Life Sentence for Gamer...
A Chinese online game player who stabbed a competitor to death for selling his cyber-sword has been given a suspended death sentence, which in effect means life imprisonment.
The case had created a dilemma in China where no law exists for the ownership of virtual weapons.
Qiu Chengwei, 41, stabbed competitor Zhu Caoyuan in the chest after he was told Zhu had sold Chengwei's "dragon sabre," used in the popular online game, "Legend of Mir 3," the China Daily said Wednesday.
"Legend of Mir 3" features heroes and villains, sorcerers and warriors, many of whom wield enormous swords.
Qiu was sentenced to death "with a two-year reprieve," which in effect means life behind bars. That, in turn, could be reduced to 15 years if he behaves well, the newspaper said of the sentence which has angered the victim's family.
"My son was only 26 when he died," said Zhu Huimin, the dead man's father, who is planning to appeal. "He was sleeping when Qiu broke into his home. He was barely able to put on his pants before Qiu stabbed him.

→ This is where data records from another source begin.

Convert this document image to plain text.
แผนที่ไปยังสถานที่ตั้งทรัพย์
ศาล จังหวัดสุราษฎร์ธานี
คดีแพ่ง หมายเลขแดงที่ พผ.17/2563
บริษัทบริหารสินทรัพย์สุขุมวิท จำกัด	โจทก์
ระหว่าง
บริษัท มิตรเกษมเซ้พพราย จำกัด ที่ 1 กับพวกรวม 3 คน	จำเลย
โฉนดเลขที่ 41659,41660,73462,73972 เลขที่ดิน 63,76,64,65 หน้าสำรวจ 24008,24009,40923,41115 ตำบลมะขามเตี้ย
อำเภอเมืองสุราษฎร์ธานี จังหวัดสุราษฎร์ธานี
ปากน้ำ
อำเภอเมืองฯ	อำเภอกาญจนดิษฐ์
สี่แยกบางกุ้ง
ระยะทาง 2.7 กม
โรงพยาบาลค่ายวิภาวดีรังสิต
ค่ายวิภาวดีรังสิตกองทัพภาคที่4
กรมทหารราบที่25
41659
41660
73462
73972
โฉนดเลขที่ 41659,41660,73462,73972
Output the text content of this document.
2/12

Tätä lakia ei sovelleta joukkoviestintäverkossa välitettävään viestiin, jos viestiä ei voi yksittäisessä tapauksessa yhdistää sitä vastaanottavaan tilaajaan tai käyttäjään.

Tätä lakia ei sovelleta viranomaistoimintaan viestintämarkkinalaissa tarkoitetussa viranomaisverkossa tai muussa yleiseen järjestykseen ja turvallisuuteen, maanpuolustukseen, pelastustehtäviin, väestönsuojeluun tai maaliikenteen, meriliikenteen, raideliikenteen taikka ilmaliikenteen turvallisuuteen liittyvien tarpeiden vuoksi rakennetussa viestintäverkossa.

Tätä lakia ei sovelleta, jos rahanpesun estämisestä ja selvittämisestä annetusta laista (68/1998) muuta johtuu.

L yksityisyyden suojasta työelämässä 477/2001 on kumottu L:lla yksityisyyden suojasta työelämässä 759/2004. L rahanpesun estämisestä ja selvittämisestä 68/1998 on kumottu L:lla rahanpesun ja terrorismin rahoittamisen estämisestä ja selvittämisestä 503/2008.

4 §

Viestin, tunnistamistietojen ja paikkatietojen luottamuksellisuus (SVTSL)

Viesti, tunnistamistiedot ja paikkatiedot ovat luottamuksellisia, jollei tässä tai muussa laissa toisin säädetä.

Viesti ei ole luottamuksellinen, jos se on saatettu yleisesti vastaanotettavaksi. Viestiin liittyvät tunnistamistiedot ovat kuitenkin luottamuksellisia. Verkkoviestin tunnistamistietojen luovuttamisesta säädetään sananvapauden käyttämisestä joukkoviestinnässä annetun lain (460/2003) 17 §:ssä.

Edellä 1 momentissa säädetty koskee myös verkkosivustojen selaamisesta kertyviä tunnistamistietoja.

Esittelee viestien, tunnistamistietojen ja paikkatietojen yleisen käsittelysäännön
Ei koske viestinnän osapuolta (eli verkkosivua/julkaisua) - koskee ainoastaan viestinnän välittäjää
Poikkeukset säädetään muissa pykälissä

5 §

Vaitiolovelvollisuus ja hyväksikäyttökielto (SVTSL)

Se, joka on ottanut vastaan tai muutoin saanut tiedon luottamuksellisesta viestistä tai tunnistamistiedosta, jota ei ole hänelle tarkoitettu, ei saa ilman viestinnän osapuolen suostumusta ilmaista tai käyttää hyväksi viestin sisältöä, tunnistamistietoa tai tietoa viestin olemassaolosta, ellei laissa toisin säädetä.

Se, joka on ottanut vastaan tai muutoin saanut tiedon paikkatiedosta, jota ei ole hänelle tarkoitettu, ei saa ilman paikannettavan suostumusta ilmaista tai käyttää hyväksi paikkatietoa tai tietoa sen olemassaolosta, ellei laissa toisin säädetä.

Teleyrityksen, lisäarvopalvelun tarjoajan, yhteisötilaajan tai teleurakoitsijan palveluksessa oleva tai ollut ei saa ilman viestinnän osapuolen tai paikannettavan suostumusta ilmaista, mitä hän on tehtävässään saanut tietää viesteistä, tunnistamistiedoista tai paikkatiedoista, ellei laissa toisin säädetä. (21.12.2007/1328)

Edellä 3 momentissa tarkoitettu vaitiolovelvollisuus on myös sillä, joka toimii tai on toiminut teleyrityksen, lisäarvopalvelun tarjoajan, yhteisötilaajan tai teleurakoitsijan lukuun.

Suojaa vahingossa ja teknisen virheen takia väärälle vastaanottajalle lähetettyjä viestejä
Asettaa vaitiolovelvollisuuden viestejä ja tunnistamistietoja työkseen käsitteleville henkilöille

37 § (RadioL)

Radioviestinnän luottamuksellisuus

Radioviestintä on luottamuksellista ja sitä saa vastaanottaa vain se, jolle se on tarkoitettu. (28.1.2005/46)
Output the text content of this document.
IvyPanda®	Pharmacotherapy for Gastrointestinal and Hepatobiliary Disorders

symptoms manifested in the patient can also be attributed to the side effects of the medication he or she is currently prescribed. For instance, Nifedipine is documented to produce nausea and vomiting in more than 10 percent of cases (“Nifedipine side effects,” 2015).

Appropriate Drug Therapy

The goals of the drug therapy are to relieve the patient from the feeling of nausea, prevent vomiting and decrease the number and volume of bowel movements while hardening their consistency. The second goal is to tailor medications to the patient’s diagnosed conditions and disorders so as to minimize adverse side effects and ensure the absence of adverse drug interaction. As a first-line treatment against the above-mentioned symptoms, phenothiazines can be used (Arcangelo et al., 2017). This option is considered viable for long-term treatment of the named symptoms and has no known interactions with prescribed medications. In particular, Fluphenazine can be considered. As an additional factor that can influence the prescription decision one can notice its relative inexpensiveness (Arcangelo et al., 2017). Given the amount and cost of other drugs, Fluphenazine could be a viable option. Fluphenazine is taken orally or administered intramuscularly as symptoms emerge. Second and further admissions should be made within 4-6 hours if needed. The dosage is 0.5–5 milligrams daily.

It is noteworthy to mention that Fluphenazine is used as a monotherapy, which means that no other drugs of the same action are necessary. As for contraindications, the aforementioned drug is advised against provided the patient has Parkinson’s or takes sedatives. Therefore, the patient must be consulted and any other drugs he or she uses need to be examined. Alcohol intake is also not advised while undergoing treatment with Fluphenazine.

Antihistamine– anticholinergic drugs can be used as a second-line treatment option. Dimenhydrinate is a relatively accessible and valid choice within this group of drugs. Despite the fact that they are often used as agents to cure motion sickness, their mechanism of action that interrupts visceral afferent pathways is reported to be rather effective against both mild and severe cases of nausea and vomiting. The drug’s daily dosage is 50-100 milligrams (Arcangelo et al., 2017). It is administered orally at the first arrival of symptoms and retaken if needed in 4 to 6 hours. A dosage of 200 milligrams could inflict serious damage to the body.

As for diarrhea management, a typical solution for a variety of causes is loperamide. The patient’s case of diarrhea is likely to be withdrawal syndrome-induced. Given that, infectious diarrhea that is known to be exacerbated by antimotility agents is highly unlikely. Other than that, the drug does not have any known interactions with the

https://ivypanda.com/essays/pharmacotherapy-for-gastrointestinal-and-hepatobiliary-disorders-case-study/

"We want Qiu to die, and immediately."
Qiu and a friend jointly won their weapon last February, and lent it to Zhu who then sold it for 7,200 yuan ($870), the newspaper said.
Qui went to the police to report the "theft" but was told the weapon was not real property protected by law.
"Zhu promised to hand over the cash but an angry Qui lost patience and attacked Zhu at his home, stabbing him in the left chest with great force and killing him," the court was told.
More and more online gamers are seeking justice through the courts over stolen weapons and credits, the newspaper said at the time the case went to trial.
"The armor and swords in games should be deemed as private property as players have to spend money and time for them," Wang Zongyu, an associate law professor at Beijing's Renmin University of China, was quoted as saying.
But other experts have called for caution. "The 'assets' of one player could mean nothing to others as they are by nature just data created by game providers," a lawyer for a Shanghai-based Internet game company was quoted as saying.